Since many of the reading interventionists are studying education, special education, psychology or communication sciences and disorders, the opportunity to work within school settings makes the experience even more meaningful to them as they are preparing for their future careers in education-related fields, Axelrod says.
The program gives students knowledge about evidence-based intervention strategies but also a level of confidence that comes from having experiences within a school, Axelrod says, adding that both the skills and confidence are helpful as students begin their student teaching or look for their first job.
“Wherever they go next, they bring with them a unique skill set and real-world experiences that they can’t always gain through their coursework,” Axelrod says. “That can be a huge benefit for the students as they are preparing to enter the job market, and it can be great for the school that hires them.
“The legacy of this program is that students will go on to graduate school or into the teaching profession and will be leaders who know how to engage in best practices. That part is really important to us. We are educators and we want to send people out into the schools who can make a real difference. And we know that helping kids to be better readers makes an important difference.”
For Becca Dirschl, a senior psychology major who has worked as an intervention specialist for three semesters, the clinic is reaffirming her goal to someday work as a school counselor.
“Just being a part of something that goes beyond our campus has given me a sense of purpose in what I’m learning,” says Dirschl, noting that she’s enjoyed seeing how the child development theories she’s studied in her classes play out in a real-world situation. “This experience has confirmed my previous ideas about becoming a school counselor, but it also reminds me how much I love working with kids.”
Seeing the students she works with gain skills and confidence is motivating because she knows she’s making a positive and lasting difference in the child’s life, Dirschl says.
“I love how excited the students get when they read a passage without any errors or when they know a word they did not know before,” says Dirschl, a native of Green Bay. “It’s those little steps along the way that remind me how much we are helping the students.”
Those little steps add up to huge gains for the children who are struggling to read, says Julie Chumas, Edward’s mother.
Thanks to the university and school partnership, Edward, a current fifth-grader at Meadowview, is thriving despite his dyslexia.
“He’s wired differently,” Julie Chumas says of her son. ”He’s always going to have dyslexia.

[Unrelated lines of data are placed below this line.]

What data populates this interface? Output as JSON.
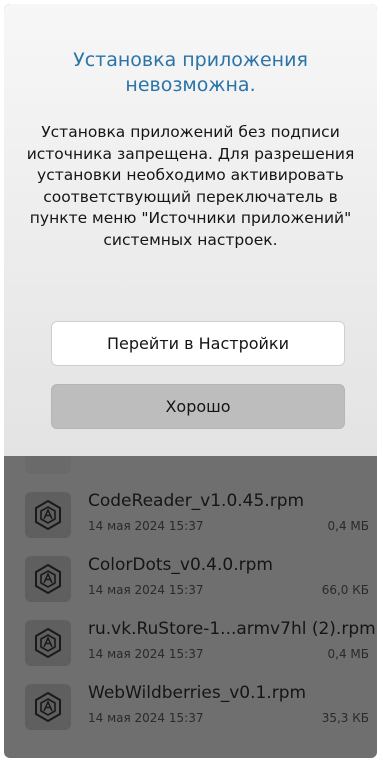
{
  "dialog": {
    "title": "Установка приложения невозможна.",
    "message": "Установка приложений без подписи источника запрещена. Для разрешения установки необходимо активировать соответствующий переключатель в пункте меню \"Источники приложений\" системных настроек.",
    "settings_button": "Перейти в Настройки",
    "ok_button": "Хорошо"
  },
  "files": [
    {
      "name": "CodeReader_v1.0.45.rpm",
      "date": "14 мая 2024 15:37",
      "size": "0,4 МБ",
      "icon": "package-icon"
    },
    {
      "name": "ColorDots_v0.4.0.rpm",
      "date": "14 мая 2024 15:37",
      "size": "66,0 КБ",
      "icon": "package-icon"
    },
    {
      "name": "ru.vk.RuStore-1...armv7hl (2).rpm",
      "date": "14 мая 2024 15:37",
      "size": "0,4 МБ",
      "icon": "package-icon"
    },
    {
      "name": "WebWildberries_v0.1.rpm",
      "date": "14 мая 2024 15:37",
      "size": "35,3 КБ",
      "icon": "package-icon"
    }
  ],
  "colors": {
    "title": "#2a74a8",
    "overlay": "#6f6f6f"
  }
}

He can’t learn the way most kids can but the university students and his teachers are finding ways to work with him and encourage him and show him he can do it.”

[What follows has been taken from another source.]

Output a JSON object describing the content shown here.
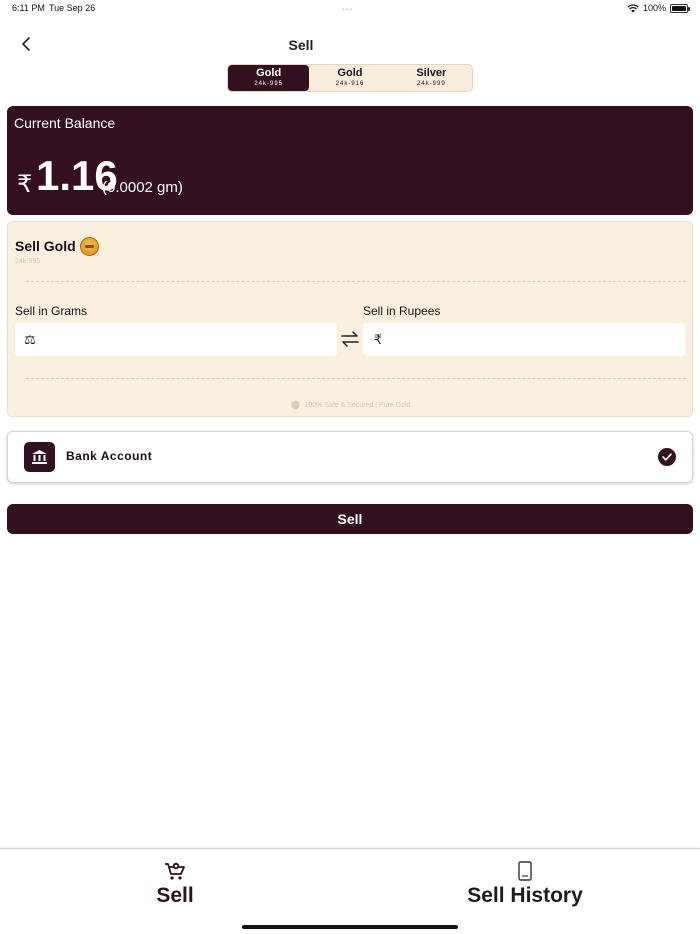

The transformation in Edward — who just a few years ago hated school but now heads out the door with a smile on his face each morning — is nothing short of amazing, Chumas says.
“I had to choke back tears when the student working with him told me recently that Edward’s reading at grade level,” Chumas says. “The university and their students, along with his teachers, are meeting his needs in extraordinary ways.”
Top photo: As a reading interventionist, UW-Eau Claire senior psychology major Becca Dirschl helps students at an area elementary school improve their reading skills.
Side photo 1: Julie Chumas and her son, Edward, meet with a UW-Eau Claire graduate student who oversees the reading program to discuss the fifth-grader's progress.
Side photo 2: Katie Engel, school psychologist, and Dr. Del Boley, principal, say all their students in the university program are making gains in their reading.